During pancreaticoduodenectomy (Whipple’s or Kausch-Whipple procedure depending on where you are from), tumours are often found to be adherent or invading the wall of the portal vein. This can render resection impossible or require a major portal vein resection as a tube or cylinder with replacement with a vein graft but, more often than not, the point of attachment is relatively small. In these latter cases the tumour is usually adherent to the right wall of the portal vein or anteriorly. Resection of a cuff of vein is possible but direct closure of the portal vein runs the risk of narrowing its lumen with inherent risk of portal vein thrombosis (as shown in cartoon below). Transverse closure can be equally difficult because of shortening of the portal vein.

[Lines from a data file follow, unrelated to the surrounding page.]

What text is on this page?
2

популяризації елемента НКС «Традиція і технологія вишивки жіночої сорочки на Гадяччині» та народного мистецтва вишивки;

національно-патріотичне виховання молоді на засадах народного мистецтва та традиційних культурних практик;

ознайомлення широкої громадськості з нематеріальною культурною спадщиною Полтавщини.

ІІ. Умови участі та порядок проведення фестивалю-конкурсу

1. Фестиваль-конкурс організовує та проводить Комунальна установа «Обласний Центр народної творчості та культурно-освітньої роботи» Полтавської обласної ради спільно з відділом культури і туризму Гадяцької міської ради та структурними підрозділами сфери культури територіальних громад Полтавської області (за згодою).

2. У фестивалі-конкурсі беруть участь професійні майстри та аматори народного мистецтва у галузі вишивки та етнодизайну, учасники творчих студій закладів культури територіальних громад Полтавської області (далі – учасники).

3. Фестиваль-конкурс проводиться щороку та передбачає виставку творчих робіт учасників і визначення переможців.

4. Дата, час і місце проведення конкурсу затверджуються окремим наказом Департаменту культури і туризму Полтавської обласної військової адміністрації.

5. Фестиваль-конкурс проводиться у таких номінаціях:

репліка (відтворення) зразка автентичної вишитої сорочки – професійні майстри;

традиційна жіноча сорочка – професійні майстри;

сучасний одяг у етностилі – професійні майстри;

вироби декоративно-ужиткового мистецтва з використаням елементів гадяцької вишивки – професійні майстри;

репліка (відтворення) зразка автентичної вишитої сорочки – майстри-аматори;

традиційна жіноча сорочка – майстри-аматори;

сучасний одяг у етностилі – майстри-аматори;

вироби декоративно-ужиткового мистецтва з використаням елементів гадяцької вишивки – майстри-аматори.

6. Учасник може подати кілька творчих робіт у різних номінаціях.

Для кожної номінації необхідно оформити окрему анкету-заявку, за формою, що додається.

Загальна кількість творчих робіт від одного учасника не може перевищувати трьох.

A vein patch can be used from any suitable vein to prevent narrowing of the portal vein. One area that I sometimes use exploits the anatomy of the infrahepatic vena cava. During Kocherisation of the pancreatic head the vena cava is exposed. If you perform a full exposure you will see that the vena cava is wider at the point of insertion of the renal veins than it is either below or above their insertion. This always struck me as being an opportune site to take a vein graft as it is possible to remove a diamond of vein from this area as the diamond can be sewn up with minimal narrowing of the IVC.I use a large Satinsky side-biting clamp and apply it to the front of the vena cava at the level of renal vein insertion. This can be done in such a way that preserves some flow through the vena cava and also the renal veins.You can then excise a piece of vena cava in a diamond shape to almost the full length of the inner side of the clamp. Try to anticipate what the triangle will look like when it is opened out into a diamond shape and don’t take any more than you need.
NB Two key points, 1. the patch almost always shrinks particularly if you put it in cold heparininised saline as I usually do. It will stretch out again when it warms up and as you sew it in. 2. Remember which is the intimal and which is the serosal surface of the patch and don’t sew it into the portal vein the wrong way around!
Other alternatives for autologous vein patches are manifold but include jugular, superficial femoral, left renal or gonadal.
Finally, I can’t remember whether someone showed me this trick or whether I worked it out for myself. If you know that it should be attributed to someone please let me know as all surgeons like names.